I giornalisti della mia Olimpia: Claudio Pea.

Claudio Pea, Classe 1949, nato a Mestre, è stato una simpatica spina nel mio fianco durante i miei anni all’Olimpia. Sia chiaro, Claudio rompeva le scatole in una maniera stratosferica. Nel Mondiale di Calcio, vinto dall’Italia nel 1982, lui ha fatto un’intervista e un articolo che hanno motivato la Nazionale ad andare in silenzio stampa!! Scriveva, ai tempi, per Il Giorno. Aveva, come tutti loro giornalisti, tipo Franco Grigoletti (basket) o Giorgio Reineri (atletica), una tecnica giornalistica super: leggere un suo articolo era come sentirlo parlare. Non so se era naturale in loro o se hanno imparato come farlo. Comunque, era bellissimo.


Claudio mi ‘rompeva’ più di qualsiasi altro. Gli ho affibbiato diverse ‘squalifiche.’ Cioè, non poteva parlarmi per un mese. O due. Aveva tutto ciò un impatto su Claudio? No! Anzi!

Chiedeva ad un collega, “Ehi, tu hai mai preso una ‘squalifica’ da Peterson?”

L’altro diceva, “No.”

Pea, “Allora, non conti niente!”

Ovvio, quel povero giornalista, sentendosi sminuito, mi ha fatto un articolo terrificante il giorno dopo e l’ho squalificato. Poi, ho capito il gioco. Pea aveva un’armata di colleghi motivata a darmi botte in testa!

Ho dovuto dire, “Ragazzi, non ci sono più squalifiche! Siete tutti a piede libero!”


Che tipo di schiaffi mi dava? Sempre con ironia. Per due anni, abbiamo perso quattro finali. Nel 1982-83 abbiamo perso la finale della Coppa dei Campioni contro Cantù per un punto e la finale-Scudetto contro Banco di Roma, 2-1. Nel 1983-84 abbiamo perso la finale della Coppa delle Coppe contro il Real Madrid per un punto e la finale-Scudetto contro la Virtus Bologna, 2-1. Dopo, Claudio ha fatto questa apertura di un articolo che mi riguardava:

“Dan Peterson, il John Wooden dei secondi posti ….

L’ho dovuto … ringraziare!

Gli ho detto, “Claudio, grazie.
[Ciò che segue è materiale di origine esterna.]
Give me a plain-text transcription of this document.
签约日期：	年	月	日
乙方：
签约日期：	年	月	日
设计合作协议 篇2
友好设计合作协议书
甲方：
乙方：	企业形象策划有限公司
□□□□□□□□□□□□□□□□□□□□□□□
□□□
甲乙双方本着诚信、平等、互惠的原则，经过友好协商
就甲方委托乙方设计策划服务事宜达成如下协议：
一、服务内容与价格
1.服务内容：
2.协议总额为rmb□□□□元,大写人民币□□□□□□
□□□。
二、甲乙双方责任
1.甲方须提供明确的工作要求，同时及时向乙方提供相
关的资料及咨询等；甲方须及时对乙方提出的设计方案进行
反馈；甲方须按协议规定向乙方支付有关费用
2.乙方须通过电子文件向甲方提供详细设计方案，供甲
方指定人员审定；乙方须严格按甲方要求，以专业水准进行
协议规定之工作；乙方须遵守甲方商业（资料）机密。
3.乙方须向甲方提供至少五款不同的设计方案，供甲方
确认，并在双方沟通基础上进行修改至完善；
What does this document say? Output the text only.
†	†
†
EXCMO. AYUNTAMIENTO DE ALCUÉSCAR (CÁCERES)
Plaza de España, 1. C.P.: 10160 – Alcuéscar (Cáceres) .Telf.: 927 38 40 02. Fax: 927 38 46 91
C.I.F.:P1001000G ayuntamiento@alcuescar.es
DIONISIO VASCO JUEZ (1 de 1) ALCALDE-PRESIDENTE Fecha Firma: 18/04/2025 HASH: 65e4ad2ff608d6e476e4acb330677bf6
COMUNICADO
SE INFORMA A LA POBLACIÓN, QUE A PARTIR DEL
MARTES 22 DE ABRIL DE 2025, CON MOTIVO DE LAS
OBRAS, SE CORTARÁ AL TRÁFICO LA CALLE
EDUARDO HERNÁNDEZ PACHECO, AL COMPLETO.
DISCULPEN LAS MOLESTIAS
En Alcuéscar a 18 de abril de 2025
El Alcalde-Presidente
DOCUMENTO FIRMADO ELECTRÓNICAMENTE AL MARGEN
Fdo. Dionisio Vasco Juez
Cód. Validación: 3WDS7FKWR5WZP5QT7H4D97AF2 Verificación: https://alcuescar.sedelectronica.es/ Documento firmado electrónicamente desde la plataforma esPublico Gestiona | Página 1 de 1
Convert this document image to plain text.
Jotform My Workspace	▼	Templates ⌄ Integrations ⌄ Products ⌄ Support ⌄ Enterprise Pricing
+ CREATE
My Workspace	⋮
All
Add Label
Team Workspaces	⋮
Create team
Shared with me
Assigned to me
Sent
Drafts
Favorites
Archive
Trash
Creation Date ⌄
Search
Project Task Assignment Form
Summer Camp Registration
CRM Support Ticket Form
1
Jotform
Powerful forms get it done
E’ la prima volta che vengo citato insieme a John Wooden!” Che potevo dire?


Dopo il mio ritiro, Claudio non ha smesso di stangare l’Olimpia. Dopo una conversazione con Mike D’Antoni nel 1988-89, ha fatto un articolo con questo titolo: “D’Antoni: Con Casalini sono un giocatore infelice.” Oddio. Un quarantotto da far paura. Ma, dopo, tutti hanno dovuto tirare insieme e la squadra ha vinto lo scudetto! Sono convinto di questo: senza quell’articolo, l’Olimpia non avrebbe vinto quel trofeo. Dopo, coach Franco Casalini ha ascoltato Mike e il giocatore Mike D’Antoni ha ascoltato Franco!

Ogni volta che vedo Claudio, gli dico, “L’Olimpia ti deve ringraziare per quel titolo!” Ovvio, lui è d’accordo!


Poi, ha nomignoli per tutti. Lello Morbelli era ‘Morbillo.’ Io ero (e sono tuttora) ‘Din Don Dan.’ Oscar Eleni è ‘Orso’ Eleni. Conia questi nomignoli come la Zecca Italiana.

Ora ha il suo Blog, un paio alla settimana, con il titolo “Mors Tua, Vita Mia.” O qualcosa di simile. Ne ha per tutti. Però, come posso arrabbiarmi con uno che mi ha messo insieme a John Wooden, il più grande coach di basket di ogni tempo, anche se in senso ironico?

Ogni volta che lo sento, gli dico, “Pea, ti rendi conto che non sei normale?” Lui non chiede altro che potermi rispondere con risate e frecce avvelenate! Firmo ogni e-mail a lui con “Il John Wooden dei secondi posti.”